CMCC is a "CMHC Approved Lender" which is a very unusual feature for a mortgage brokerage company and reflects our large volume of mortgage business and our underwriting expertise in structuring loan proposals. As a "CMHC Approved Lender" we work directly with CMHC to structure the loan proposal in a way that maximizes the benefit to our client. CMHC will issue a Certificate of Insurance in our name, which we can then market to lenders without having to rely upon another financial institution to negotiate important terms and conditions with CMHC (i.e. loan amount, amortization period, term etc…).

CMHC is active in insuring construction financing on large multi-residential developments. The advantage to a borrower is a significantly reduced cost of borrowing. CMHC will insure the following types of construction loans:

   High-rise & mid-rise condominiums
   Freehold properties (single family home developments, townhouses etc.)
   Apartments/condominiums to be built for rental purposes
   Retirement & Nursing home developments
   Mixed use property development, where the residential component represents at least 80% of the overall project.
Student housing developments.

In aggregate, we have structured almost $1 billion and some of the largest CMHC-insured construction loans. The senior partners at CMCC have extensive construction lending experience, both in structuring loans with traditional lenders (on a conventional basis) and with CMHC (on an insured basis).

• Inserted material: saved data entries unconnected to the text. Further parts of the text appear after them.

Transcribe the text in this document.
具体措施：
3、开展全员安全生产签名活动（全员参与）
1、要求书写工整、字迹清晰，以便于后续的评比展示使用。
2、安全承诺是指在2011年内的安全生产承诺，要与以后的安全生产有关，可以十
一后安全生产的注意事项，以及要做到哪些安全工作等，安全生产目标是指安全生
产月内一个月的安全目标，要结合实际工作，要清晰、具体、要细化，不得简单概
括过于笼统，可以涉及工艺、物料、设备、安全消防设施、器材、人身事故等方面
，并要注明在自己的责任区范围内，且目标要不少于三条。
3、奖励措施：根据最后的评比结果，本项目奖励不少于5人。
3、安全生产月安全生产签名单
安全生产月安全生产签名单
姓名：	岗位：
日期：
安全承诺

Financing Terms Available:

Interest Rate & Fees the interest rate, which can be obtained from a lender on a CMHC-insured deal, will be well below conventional rates.
Loan Amount the loan amount is limited to (i) 75% of the total sales value of the units being sold, (ii) a percentage of the value of the development at full lease-up (if a rental project), or (iii) a maximum of 85% of total costs
Presales Level for Condominiums the presales threshold for a condominium project is generally 50%-75% of total sales, depending on the quality of the project.
Underwriting
on New Rental Construction Loans
CMHC is the 'lender' of choice on new rental construction loans and retirement and nursing home developments. Traditional lenders have difficulty underwriting the high rental rates associated with new rental developments.

CMHC'S Fee Structure:

The fees are outlined below:

CMHC Application Fees - upfront fee of $200 per unit for the first 100 units and a fee of $150/unit for any additional amount.

CMHC Mortgage Insurance Premium (MIP) - a mortgage insurance premium, which is only paid on the amount of each draw. Please note that the 'loan to value' is calculated for residential condominiums based on the aggregate proceeds from sale to individual purchasers (and is not based on the project cost).

High-rise & mid-rise Condominiums Max. Loan to Value - Up to 75.0% of Loan to Value.

Mortgage Insurance Costs - 1.20% to 1.50% on the amount drawn.


New Rental Apartments* Max. Loan to Value - Up to 85% of Loan to Value

Mortgage Insurance Costs - 2.25% to 5.0% (increases as the loan to value escalates to 85%).


New Rental Retirement Nursing Homes* Max. Loan to Value - Up to 85% of Loan to Value

Mortgage Insurance Costs - 3.25% to 6.0% (increases as the loan to value escalates to 85%).


* Please note that for 'new rental' loans, the CMHC insurance policy is valid for both the construction period and for 25-40 years after completion.